El segundo conjunto lo componen Ars (1886), Convenio (1886), Un poema (1898) y La voz de las cosas  (1908), donde ya es evidente el abandono de la retórica romántica para dar paso a sugerentes introspecciones sobre la caducidad de lo vivo y el paso del tiempo, que rotura sin piedad la unidad del ser. En el verso, como en un cáliz, el poeta debe poner las tristezas del paso por el mundo, los mejores recuerdos del pasado y la belleza a fin de que la existencia pueda conocer algo de felicidad.

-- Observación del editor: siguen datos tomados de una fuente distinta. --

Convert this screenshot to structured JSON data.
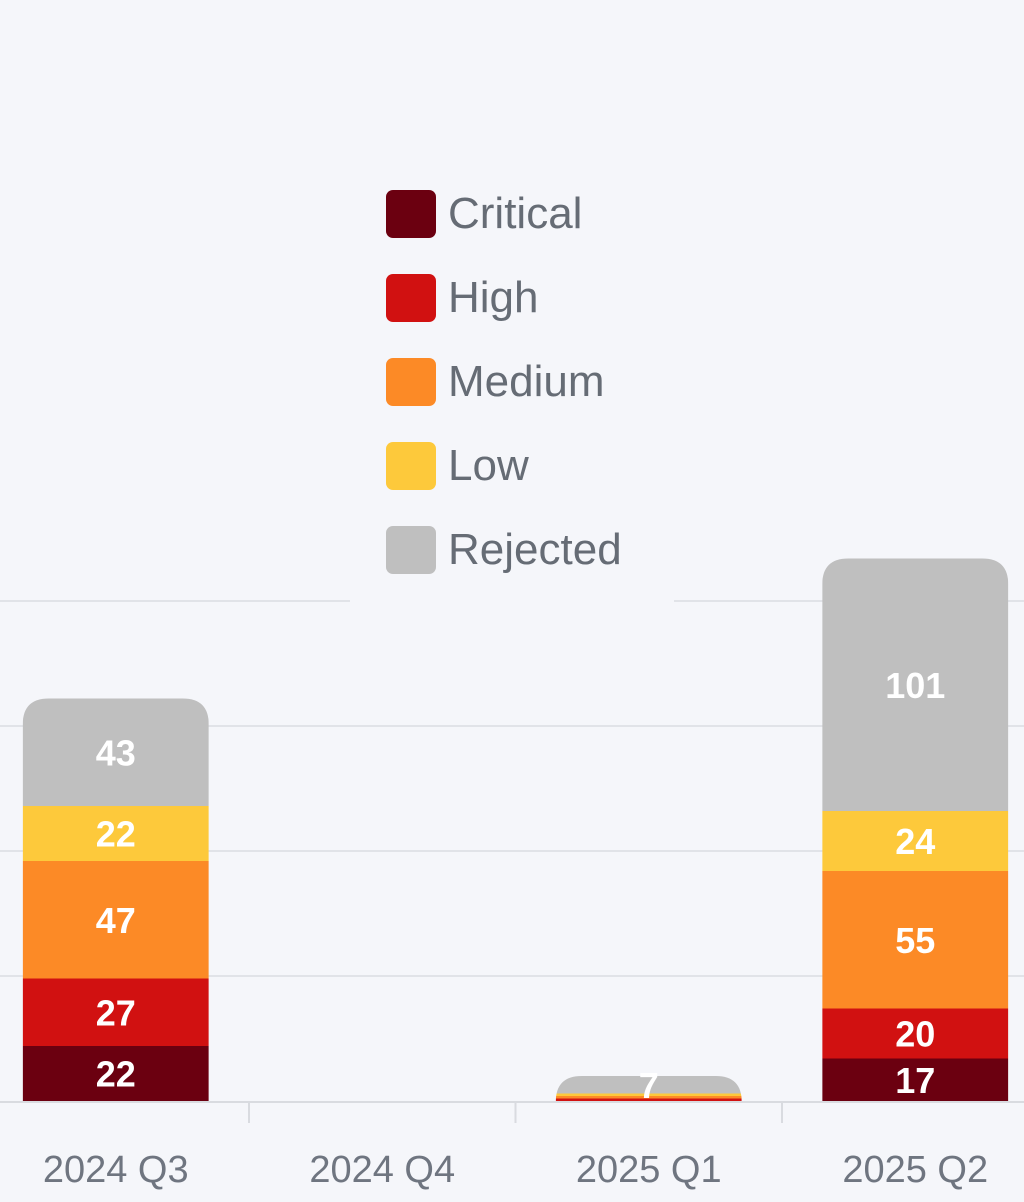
{
  "chart_data": {
    "type": "bar",
    "stacked": true,
    "categories": [
      "2024 Q3",
      "2024 Q4",
      "2025 Q1",
      "2025 Q2"
    ],
    "series": [
      {
        "name": "Critical",
        "color": "#6b0010",
        "values": [
          22,
          0,
          0,
          17
        ]
      },
      {
        "name": "High",
        "color": "#d11111",
        "values": [
          27,
          0,
          1,
          20
        ]
      },
      {
        "name": "Medium",
        "color": "#fc8a26",
        "values": [
          47,
          0,
          1,
          55
        ]
      },
      {
        "name": "Low",
        "color": "#fdc93b",
        "values": [
          22,
          0,
          1,
          24
        ]
      },
      {
        "name": "Rejected",
        "color": "#bfbfbf",
        "values": [
          43,
          0,
          7,
          101
        ]
      }
    ],
    "ylim": [
      0,
      220
    ],
    "grid": true,
    "legend_position": "top-center",
    "title": "",
    "xlabel": "",
    "ylabel": ""
  }
}
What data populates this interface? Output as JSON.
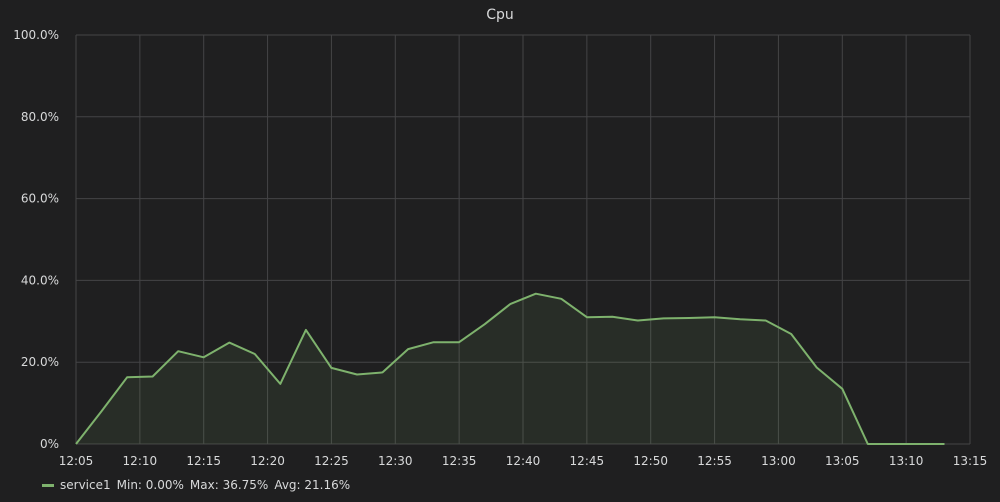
{
  "chart_data": {
    "type": "area",
    "title": "Cpu",
    "xlabel": "",
    "ylabel": "",
    "x_ticks": [
      "12:05",
      "12:10",
      "12:15",
      "12:20",
      "12:25",
      "12:30",
      "12:35",
      "12:40",
      "12:45",
      "12:50",
      "12:55",
      "13:00",
      "13:05",
      "13:10",
      "13:15"
    ],
    "y_ticks": [
      "0%",
      "20.0%",
      "40.0%",
      "60.0%",
      "80.0%",
      "100.0%"
    ],
    "xlim": [
      "12:05",
      "13:15"
    ],
    "ylim": [
      0,
      100
    ],
    "y_unit": "percent",
    "grid": true,
    "legend_position": "bottom-left",
    "series": [
      {
        "name": "service1",
        "color": "#7eb26d",
        "x": [
          "12:05",
          "12:07",
          "12:09",
          "12:11",
          "12:13",
          "12:15",
          "12:17",
          "12:19",
          "12:21",
          "12:23",
          "12:25",
          "12:27",
          "12:29",
          "12:31",
          "12:33",
          "12:35",
          "12:37",
          "12:39",
          "12:41",
          "12:43",
          "12:45",
          "12:47",
          "12:49",
          "12:51",
          "12:53",
          "12:55",
          "12:57",
          "12:59",
          "13:01",
          "13:03",
          "13:05",
          "13:07",
          "13:09",
          "13:11",
          "13:13"
        ],
        "values": [
          0,
          8.0,
          16.3,
          16.5,
          22.7,
          21.2,
          24.8,
          22.0,
          14.7,
          27.9,
          18.6,
          17.0,
          17.5,
          23.2,
          24.9,
          24.9,
          29.3,
          34.2,
          36.75,
          35.5,
          31.0,
          31.1,
          30.2,
          30.7,
          30.8,
          31.0,
          30.5,
          30.2,
          26.9,
          18.7,
          13.5,
          0,
          0,
          0,
          0
        ]
      }
    ]
  },
  "legend": {
    "series_name": "service1",
    "min": "Min: 0.00%",
    "max": "Max: 36.75%",
    "avg": "Avg: 21.16%"
  }
}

El verso es vaso santo. ¡Poned en él tan sólo,
un pensamiento puro,
en cuyo fondo bullan hirvientes las imágenes
como burbujas de oro de un viejo vino oscuro!

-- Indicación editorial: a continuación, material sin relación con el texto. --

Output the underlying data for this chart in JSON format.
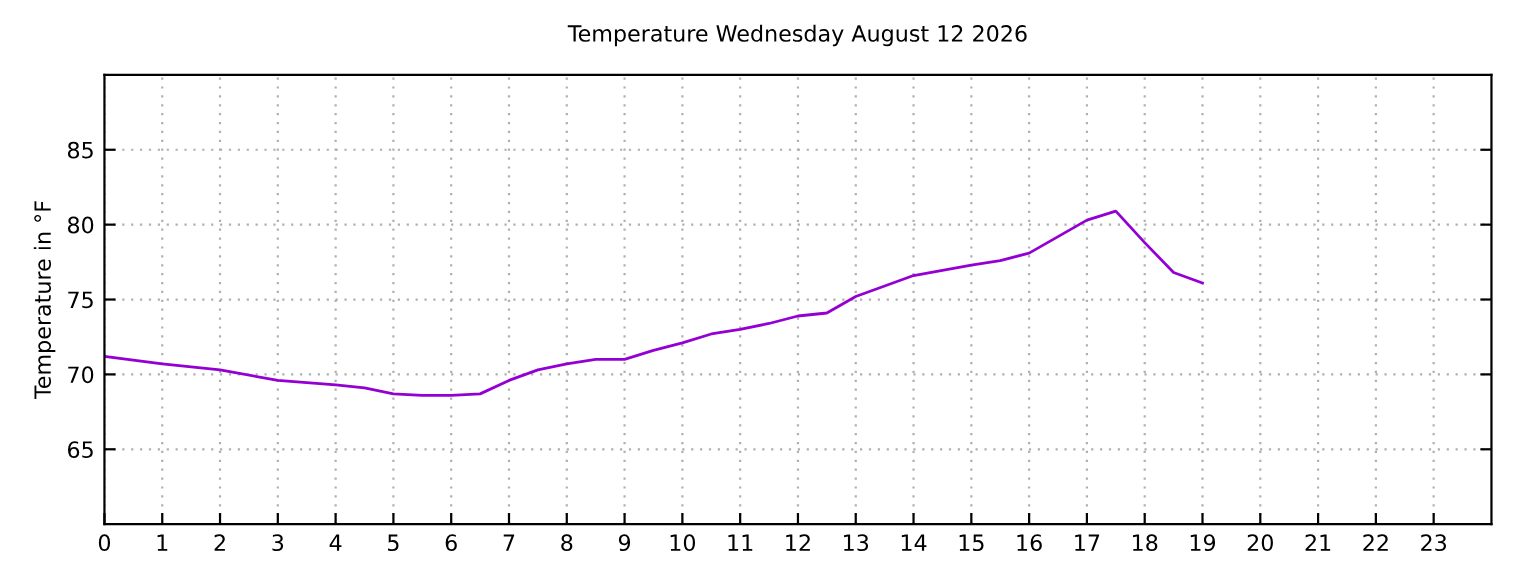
{
  "chart_data": {
    "type": "line",
    "title": "Temperature Wednesday August 12 2026",
    "ylabel": "Temperature in °F",
    "x": [
      0,
      1,
      2,
      3,
      4,
      4.5,
      5,
      5.5,
      6,
      6.5,
      7,
      7.5,
      8,
      8.5,
      9,
      9.5,
      10,
      10.5,
      11,
      11.5,
      12,
      12.5,
      13,
      13.5,
      14,
      15,
      15.5,
      16,
      16.5,
      17,
      17.5,
      18,
      18.5,
      19
    ],
    "series": [
      {
        "color": "#9400d3",
        "values": [
          71.2,
          70.7,
          70.3,
          69.6,
          69.3,
          69.1,
          68.7,
          68.6,
          68.6,
          68.7,
          69.6,
          70.3,
          70.7,
          71.0,
          71.0,
          71.6,
          72.1,
          72.7,
          73.0,
          73.4,
          73.9,
          74.1,
          75.2,
          75.9,
          76.6,
          77.3,
          77.6,
          78.1,
          79.2,
          80.3,
          80.9,
          78.8,
          76.8,
          76.1
        ]
      }
    ],
    "xlim": [
      0,
      24
    ],
    "xticks": [
      0,
      1,
      2,
      3,
      4,
      5,
      6,
      7,
      8,
      9,
      10,
      11,
      12,
      13,
      14,
      15,
      16,
      17,
      18,
      19,
      20,
      21,
      22,
      23
    ],
    "ylim": [
      60,
      90
    ],
    "yticks": [
      65,
      70,
      75,
      80,
      85
    ],
    "grid": true,
    "line_style": "solid",
    "marker": "none"
  }
}
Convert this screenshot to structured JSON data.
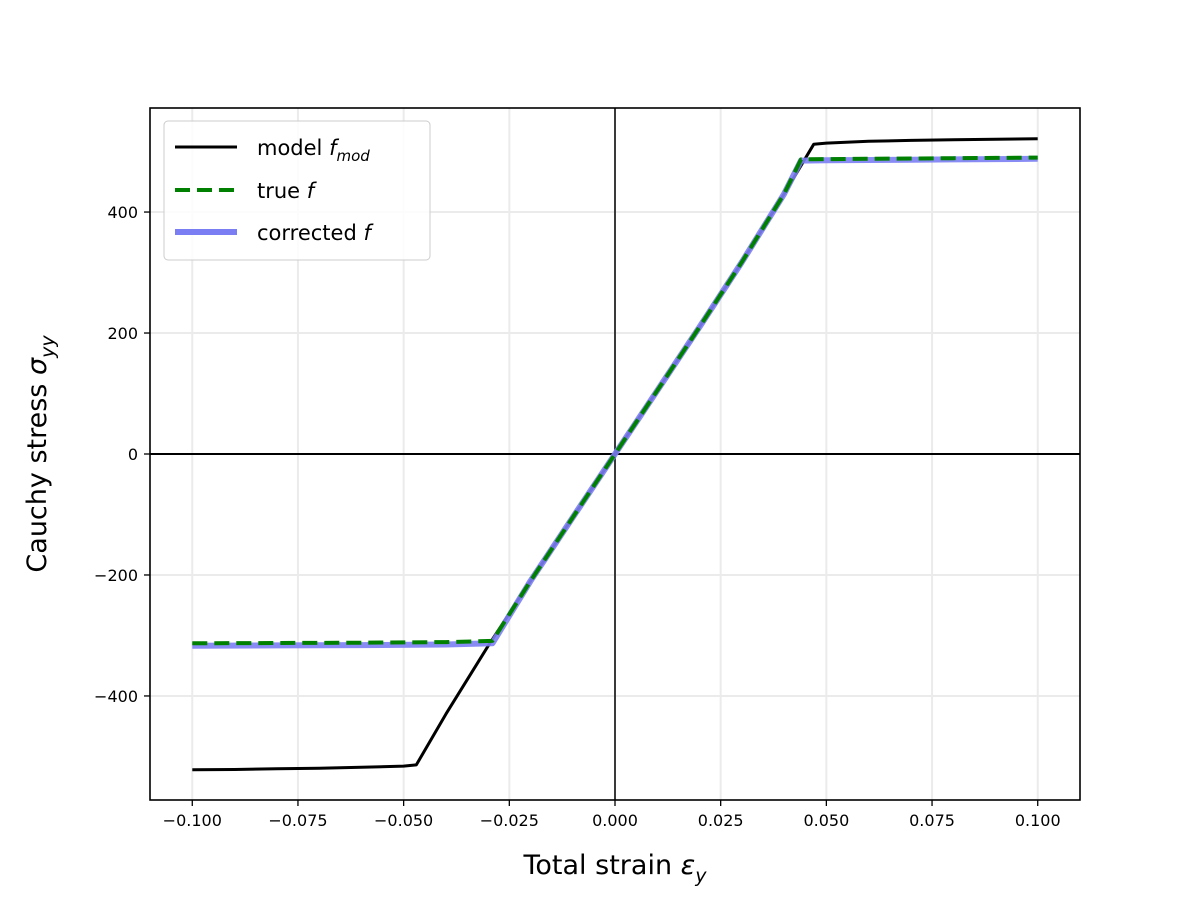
{
  "chart_data": {
    "type": "line",
    "xlabel": {
      "text": "Total strain ",
      "symbol": "ε",
      "sub": "y"
    },
    "ylabel": {
      "text": "Cauchy stress ",
      "symbol": "σ",
      "sub": "yy"
    },
    "xlim": [
      -0.11,
      0.11
    ],
    "ylim": [
      -572,
      572
    ],
    "xticks": [
      -0.1,
      -0.075,
      -0.05,
      -0.025,
      0.0,
      0.025,
      0.05,
      0.075,
      0.1
    ],
    "xtick_labels": [
      "−0.100",
      "−0.075",
      "−0.050",
      "−0.025",
      "0.000",
      "0.025",
      "0.050",
      "0.075",
      "0.100"
    ],
    "yticks": [
      -400,
      -200,
      0,
      200,
      400
    ],
    "ytick_labels": [
      "−400",
      "−200",
      "0",
      "200",
      "400"
    ],
    "grid": true,
    "reference_lines": {
      "x0": true,
      "y0": true
    },
    "legend_position": "upper left",
    "series": [
      {
        "name": "model ",
        "name_math": "f",
        "name_sub": "mod",
        "color": "#000000",
        "style": "solid",
        "x": [
          -0.1,
          -0.09,
          -0.08,
          -0.07,
          -0.06,
          -0.05,
          -0.047,
          -0.04,
          -0.03,
          -0.02,
          -0.01,
          0.0,
          0.01,
          0.02,
          0.03,
          0.04,
          0.047,
          0.05,
          0.06,
          0.07,
          0.08,
          0.09,
          0.1
        ],
        "y": [
          -522,
          -521.5,
          -520.5,
          -519.5,
          -518,
          -516,
          -514,
          -430,
          -317,
          -210,
          -105,
          0,
          105,
          210,
          317,
          430,
          512,
          514,
          517,
          518.5,
          519.5,
          520.5,
          521
        ]
      },
      {
        "name": "true ",
        "name_math": "f",
        "name_sub": "",
        "color": "#008000",
        "style": "dashed",
        "x": [
          -0.1,
          -0.08,
          -0.06,
          -0.04,
          -0.029,
          -0.02,
          -0.01,
          0.0,
          0.01,
          0.02,
          0.03,
          0.04,
          0.044,
          0.05,
          0.06,
          0.07,
          0.08,
          0.09,
          0.1
        ],
        "y": [
          -313,
          -312.5,
          -312,
          -311,
          -309,
          -210,
          -105,
          0,
          105,
          210,
          317,
          430,
          487,
          487.5,
          488,
          488.5,
          489,
          489.5,
          490
        ]
      },
      {
        "name": "corrected ",
        "name_math": "f",
        "name_sub": "",
        "color": "#7b7ef2",
        "style": "solid-thick",
        "x": [
          -0.1,
          -0.08,
          -0.06,
          -0.04,
          -0.029,
          -0.02,
          -0.01,
          0.0,
          0.01,
          0.02,
          0.03,
          0.04,
          0.044,
          0.05,
          0.06,
          0.07,
          0.08,
          0.09,
          0.1
        ],
        "y": [
          -317,
          -316.5,
          -316,
          -315,
          -313,
          -210,
          -105,
          0,
          105,
          210,
          317,
          430,
          485,
          485.5,
          486,
          486.5,
          487,
          487.5,
          488
        ]
      }
    ]
  }
}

¡Allí verted las flores que en la continua lucha
ajó del mundo el frío,
recuerdos deliciosos de tiempos que no vuelven,
y nardos empapados de gotas de rocío

para que la existencia mísera se embalsame
cual de una esencia ignota
quemándose en el fuego del alma enternecida
de aquel supremo bálsamo basta una sola gota!

(Ars)

La musa le recrimina por cantar asuntos tristes, y le invita a ir al campo: me das mariposas te daré rimas.  Después de buscar los mejores metros y temas para un poema, lo muestra a un crítico, y este responde. La voz de las cosas  quiere asir lo gris de los sentimientos, lo confuso de los sueños.  Intuiciones de una poética que no pudo levantar a cabalidad.

¡Si os encerrara yo en mis estrofas
frágiles cosas que sonreís,
pálido lirio que te deshojas,
rayo de luna sobre el tapiz,
de húmedas flores, y verdes hojas
que al tibio soplo de Mayo abrís,
si os encerrara yo en mis estrofas,
pálidas cosas que sonreís!

¡Si aprisionaros pudiera el verso
fantasmas grises, cuando pasáis,
móviles formas del Universo,
sueños confusos, seres que os vais,
ósculo triste, suave y perverso
que entre las sombras al alma dais,
si aprisionaros pudiera el verso
fantasmas grises cuando pasáis!

El tercer grupo reúne los textos que: El recluta (1886), Serenata (1888), Nocturno (1892), Vejeces (1898) y Día de difuntos (1904). Los retratos son aquí realistas, un poco de Millet, exteriores de Lega, claroscuros de Rusiñol:

La calle está desierta; la noche fría;
velada por las nubes pasa la luna;
arriba está cerrada la celosía
y las notas vibrantes, una por una,
suenan cuando los dedos fuertes y ágiles,
mientras la voz que canta, ternuras narra,
hacen que suenen todas las cuerdas frágiles
de la guitarra.

La calle está desierta; la noche fría;
una nube borrosa tapó la luna;
arriba está cerrada la celosía
y se apagan las notas, una por una.

Tal vez la serenata con su ruido
busca un alma de niña que ama y espera,
como buscan alares donde hacer nido
las golondrinas pardas en primavera.
La calle está desierta; la noche fría;
en un espacio claro brilló la luna;
arriba ya está abierta la celosía
y se apagan las notas una por una,
el cantor con los dedos fuertes y ágiles,
de la vieja ventana se asió a la barra
y dan como un gemido las cuerdas frágiles
de la guitarra.
(Serenata)

La poesía erótica de Silva vino a conocerse después de muerto, con la publicación de Gotas amargas. Leídos como se fueron publicando, y no cómo los escribió, el panorama es desolador: de la pasión y el fuego, hasta la más torcida mueca y las enfermedades venéreas. En estos textos está todo el odio que sentía por las costumbres morales, contra la doble moral del burgués. Lucha que terminó solo sesenta años más tarde, con la publicación, (1951), de un poema titulado Enfermedades de la niñez.

Los poemas de Gotas amargas  se burlan del candor de las jovencitas cachacas, de su hipocresía: el tocador de la soltera está rodeado de perfumes, esencias, flores, diamantes y la carta de amor.